PIPEDA - New mandatory data breach reporting requirements
The new mandatory data breach reporting provisions enacted under the Personal Information Protection and Electronic Documents Act (PIPEDA) came into force on 1 November 2018, setting out the rules and requirements that may apply in the event of loss, unauthorized access or unauthorized disclosure of personal information (breach of security safeguards) affecting personal identifiable information (PII).
Organizations that experience breach of security safeguards involving PII which result in a “real risk of significant harm” to affected individuals will be required to notify both the individual(s) whose PII was compromised and the Privacy Commissioner of Canada. A record of the breach will also have to be maintained for 24 months after the day on which the organization determines that the breach occurred. Failure to report a privacy breach in compliance with PIPEDA is punishable by a fine of up to CAD $100,000, in addition to the consequential reputational damage that the disclosure process can create.
Privacy law in Canada
PIPEDA applies to the collection, use and disclosure of personal information by private sector organizations in the course of commercial activity in Canada, except where a province has enacted privacy legislation deemed substantially similar to PIPEDA (currently Quebec, British Columbia and Alberta; with regard to personal health information specifically, Ontario, New Brunswick, Nova Scotia and Newfoundland and Labrador have enacted legislation substantially similar to PIPEDA).
It is important to note that PIPEDA, along with the mandatory breach notification requirements contained therein, does not apply to personal information of employees, with the exception of federally regulated businesses (such as banks, airlines, telecommunications companies and other organizations engaged in federal works, undertakings or businesses).
Employee benefit plan information
Employee benefit plan information held by an employer could be viewed as employment related information to which PIPEDA may not apply, except in regard to federally regulated employers.

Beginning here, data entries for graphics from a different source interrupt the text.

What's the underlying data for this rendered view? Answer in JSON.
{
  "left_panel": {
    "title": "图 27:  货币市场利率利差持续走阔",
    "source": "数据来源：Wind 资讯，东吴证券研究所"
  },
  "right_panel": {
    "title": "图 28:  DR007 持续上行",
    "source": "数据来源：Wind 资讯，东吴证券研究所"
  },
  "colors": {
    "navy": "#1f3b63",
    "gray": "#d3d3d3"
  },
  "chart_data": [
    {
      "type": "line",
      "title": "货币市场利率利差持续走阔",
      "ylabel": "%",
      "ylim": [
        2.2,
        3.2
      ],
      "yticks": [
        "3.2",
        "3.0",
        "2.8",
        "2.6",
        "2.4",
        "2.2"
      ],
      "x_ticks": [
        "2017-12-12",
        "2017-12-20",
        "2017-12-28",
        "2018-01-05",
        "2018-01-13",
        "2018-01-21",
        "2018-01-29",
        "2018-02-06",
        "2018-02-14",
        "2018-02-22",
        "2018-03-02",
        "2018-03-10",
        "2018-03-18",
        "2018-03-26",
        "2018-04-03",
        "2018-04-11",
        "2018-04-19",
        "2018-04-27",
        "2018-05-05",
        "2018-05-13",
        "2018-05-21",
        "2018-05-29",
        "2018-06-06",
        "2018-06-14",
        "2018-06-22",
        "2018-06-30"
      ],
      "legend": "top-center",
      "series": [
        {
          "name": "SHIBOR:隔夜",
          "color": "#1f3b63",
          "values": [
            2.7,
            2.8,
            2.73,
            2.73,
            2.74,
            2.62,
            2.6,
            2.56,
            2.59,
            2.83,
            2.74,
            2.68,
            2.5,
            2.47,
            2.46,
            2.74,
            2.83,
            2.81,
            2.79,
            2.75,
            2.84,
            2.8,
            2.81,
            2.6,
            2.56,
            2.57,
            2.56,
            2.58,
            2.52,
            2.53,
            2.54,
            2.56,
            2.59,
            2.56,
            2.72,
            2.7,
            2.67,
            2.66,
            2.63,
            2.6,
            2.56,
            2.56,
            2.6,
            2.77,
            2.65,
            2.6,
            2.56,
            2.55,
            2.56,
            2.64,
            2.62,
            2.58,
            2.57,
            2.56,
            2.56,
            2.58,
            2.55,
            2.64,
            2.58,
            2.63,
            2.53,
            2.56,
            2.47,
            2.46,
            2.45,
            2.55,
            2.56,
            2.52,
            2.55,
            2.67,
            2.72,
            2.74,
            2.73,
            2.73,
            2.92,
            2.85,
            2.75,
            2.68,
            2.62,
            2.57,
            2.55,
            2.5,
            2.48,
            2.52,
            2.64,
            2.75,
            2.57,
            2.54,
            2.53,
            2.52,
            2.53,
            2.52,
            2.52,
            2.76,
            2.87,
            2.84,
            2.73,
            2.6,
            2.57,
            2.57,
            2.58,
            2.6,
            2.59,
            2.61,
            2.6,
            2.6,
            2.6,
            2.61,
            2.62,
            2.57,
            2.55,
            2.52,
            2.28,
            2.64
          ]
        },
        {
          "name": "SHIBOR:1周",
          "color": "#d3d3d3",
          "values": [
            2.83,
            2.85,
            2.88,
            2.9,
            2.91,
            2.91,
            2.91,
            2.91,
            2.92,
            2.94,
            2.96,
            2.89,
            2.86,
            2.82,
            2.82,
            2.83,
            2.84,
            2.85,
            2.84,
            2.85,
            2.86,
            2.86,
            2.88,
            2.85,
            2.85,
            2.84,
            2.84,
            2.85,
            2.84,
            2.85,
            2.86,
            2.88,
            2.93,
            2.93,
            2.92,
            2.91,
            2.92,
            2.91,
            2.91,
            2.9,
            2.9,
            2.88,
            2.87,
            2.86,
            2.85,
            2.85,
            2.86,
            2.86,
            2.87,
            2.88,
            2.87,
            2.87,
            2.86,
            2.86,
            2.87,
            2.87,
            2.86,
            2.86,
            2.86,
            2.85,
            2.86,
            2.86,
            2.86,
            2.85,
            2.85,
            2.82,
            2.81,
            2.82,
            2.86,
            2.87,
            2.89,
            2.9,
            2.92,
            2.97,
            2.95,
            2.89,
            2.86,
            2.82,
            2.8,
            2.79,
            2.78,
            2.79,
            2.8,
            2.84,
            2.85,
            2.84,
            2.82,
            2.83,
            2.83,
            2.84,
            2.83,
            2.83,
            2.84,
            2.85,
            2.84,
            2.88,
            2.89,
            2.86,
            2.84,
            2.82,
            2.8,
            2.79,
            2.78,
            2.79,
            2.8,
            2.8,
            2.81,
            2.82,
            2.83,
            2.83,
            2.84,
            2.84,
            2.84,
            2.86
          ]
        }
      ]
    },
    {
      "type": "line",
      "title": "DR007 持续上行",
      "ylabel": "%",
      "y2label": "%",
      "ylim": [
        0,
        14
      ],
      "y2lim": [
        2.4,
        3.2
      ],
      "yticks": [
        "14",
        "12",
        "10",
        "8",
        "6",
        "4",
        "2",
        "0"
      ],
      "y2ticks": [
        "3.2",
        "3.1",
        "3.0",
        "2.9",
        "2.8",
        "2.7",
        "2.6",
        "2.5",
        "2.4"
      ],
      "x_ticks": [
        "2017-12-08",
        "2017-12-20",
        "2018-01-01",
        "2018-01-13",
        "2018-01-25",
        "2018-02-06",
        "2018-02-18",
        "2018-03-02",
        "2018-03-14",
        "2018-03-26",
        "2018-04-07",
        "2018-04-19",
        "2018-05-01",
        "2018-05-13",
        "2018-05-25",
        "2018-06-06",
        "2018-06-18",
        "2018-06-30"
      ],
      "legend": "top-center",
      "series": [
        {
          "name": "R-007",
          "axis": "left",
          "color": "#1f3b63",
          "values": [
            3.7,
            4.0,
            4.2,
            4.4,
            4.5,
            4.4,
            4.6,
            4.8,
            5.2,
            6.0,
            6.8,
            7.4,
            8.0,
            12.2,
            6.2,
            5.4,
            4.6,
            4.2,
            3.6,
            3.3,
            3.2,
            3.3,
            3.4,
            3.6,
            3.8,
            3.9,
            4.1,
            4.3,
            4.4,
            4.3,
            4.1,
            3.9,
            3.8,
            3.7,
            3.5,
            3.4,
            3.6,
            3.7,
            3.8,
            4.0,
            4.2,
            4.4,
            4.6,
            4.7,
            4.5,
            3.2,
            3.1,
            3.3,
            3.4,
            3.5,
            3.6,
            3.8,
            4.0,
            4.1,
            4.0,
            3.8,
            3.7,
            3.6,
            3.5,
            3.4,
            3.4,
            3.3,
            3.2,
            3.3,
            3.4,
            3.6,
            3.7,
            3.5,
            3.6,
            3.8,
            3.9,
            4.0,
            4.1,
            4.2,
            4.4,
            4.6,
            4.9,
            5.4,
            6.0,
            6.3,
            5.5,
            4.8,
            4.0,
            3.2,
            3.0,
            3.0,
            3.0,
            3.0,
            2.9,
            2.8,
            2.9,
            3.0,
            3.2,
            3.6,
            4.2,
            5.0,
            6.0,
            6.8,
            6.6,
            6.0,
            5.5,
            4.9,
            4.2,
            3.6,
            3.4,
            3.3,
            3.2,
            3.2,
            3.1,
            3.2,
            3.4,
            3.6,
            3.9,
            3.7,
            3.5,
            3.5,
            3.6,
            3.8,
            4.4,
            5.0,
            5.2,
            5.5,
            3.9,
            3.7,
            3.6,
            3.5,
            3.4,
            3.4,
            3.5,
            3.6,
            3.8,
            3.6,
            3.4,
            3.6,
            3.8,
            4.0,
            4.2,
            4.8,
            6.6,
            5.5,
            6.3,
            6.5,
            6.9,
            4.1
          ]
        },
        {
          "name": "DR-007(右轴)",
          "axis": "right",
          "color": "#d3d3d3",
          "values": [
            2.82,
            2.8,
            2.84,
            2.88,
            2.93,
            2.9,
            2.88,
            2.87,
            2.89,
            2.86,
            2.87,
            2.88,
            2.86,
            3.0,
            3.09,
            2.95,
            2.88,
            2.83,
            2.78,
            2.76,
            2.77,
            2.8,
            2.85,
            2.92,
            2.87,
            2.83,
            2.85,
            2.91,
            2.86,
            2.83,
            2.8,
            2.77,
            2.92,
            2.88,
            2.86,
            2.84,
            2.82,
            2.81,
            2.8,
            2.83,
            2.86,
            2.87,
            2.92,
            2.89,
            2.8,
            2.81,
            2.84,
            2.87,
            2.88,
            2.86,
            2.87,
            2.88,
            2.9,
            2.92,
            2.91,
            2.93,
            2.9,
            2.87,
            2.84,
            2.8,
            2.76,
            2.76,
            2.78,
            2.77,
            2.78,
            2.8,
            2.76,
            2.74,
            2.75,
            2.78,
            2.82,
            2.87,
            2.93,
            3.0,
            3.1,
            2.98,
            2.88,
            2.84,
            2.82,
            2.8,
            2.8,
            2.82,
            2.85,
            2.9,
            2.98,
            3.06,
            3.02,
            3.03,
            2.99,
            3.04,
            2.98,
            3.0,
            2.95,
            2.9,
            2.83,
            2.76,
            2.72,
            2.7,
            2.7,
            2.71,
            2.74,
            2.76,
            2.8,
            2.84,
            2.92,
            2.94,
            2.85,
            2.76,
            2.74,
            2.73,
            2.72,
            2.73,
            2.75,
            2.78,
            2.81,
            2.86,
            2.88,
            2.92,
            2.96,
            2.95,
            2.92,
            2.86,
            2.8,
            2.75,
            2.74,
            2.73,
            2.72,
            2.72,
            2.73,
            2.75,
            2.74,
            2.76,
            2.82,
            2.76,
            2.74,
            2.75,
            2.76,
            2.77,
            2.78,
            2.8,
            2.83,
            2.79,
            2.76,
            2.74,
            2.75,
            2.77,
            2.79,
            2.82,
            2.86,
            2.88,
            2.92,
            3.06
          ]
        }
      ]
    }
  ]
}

Provinces may have privacy legislation in force that applies to employee information, including benefit plan related information. Employee privacy in private sector organizations that operate within Quebec, Alberta and British Columbia are governed by provincial privacy legislation, with Alberta being the only province to have mandatory breach reporting requirements.
While the privacy legislation in B.C. and Quebec has been deemed “substantially similar” to PIPEDA, these provincial statutes contain no formal data breach reporting provisions. However, it is widely considered a best practice for organizations operating within those provinces to disclose breaches of data security and voluntary notification to affected individuals may be a beneficial step in mitigating potential liability. It remains to be seen whether legislative amendments will follow to crystalize current best practices into formal legal requirements.
If PII related to a benefit plan is transferred to a thirdparty, including an insurer, PIPEDA, and its mandatory breach notification regime, may then apply at least where no substantially similar legislation has been enacted. The party responsible for meeting any necessary notification and reporting obligations may depend on the particulars of the situation, effective control of the information and applicable contractual provisions.
Security breaches of employee PII pose liability concerns for employers, more so now than ever. Firstparty breach response and notification costs can escalate quickly when the volume of records compromised in a single incident is high.
To reduce risk related to personal information, an organization should implement suitable data management and protection practices and policies, enact compliant incident response plans, review applicable third-party agreements, educate their employees on data protection and may also wish to consider cyber risk insurance coverage.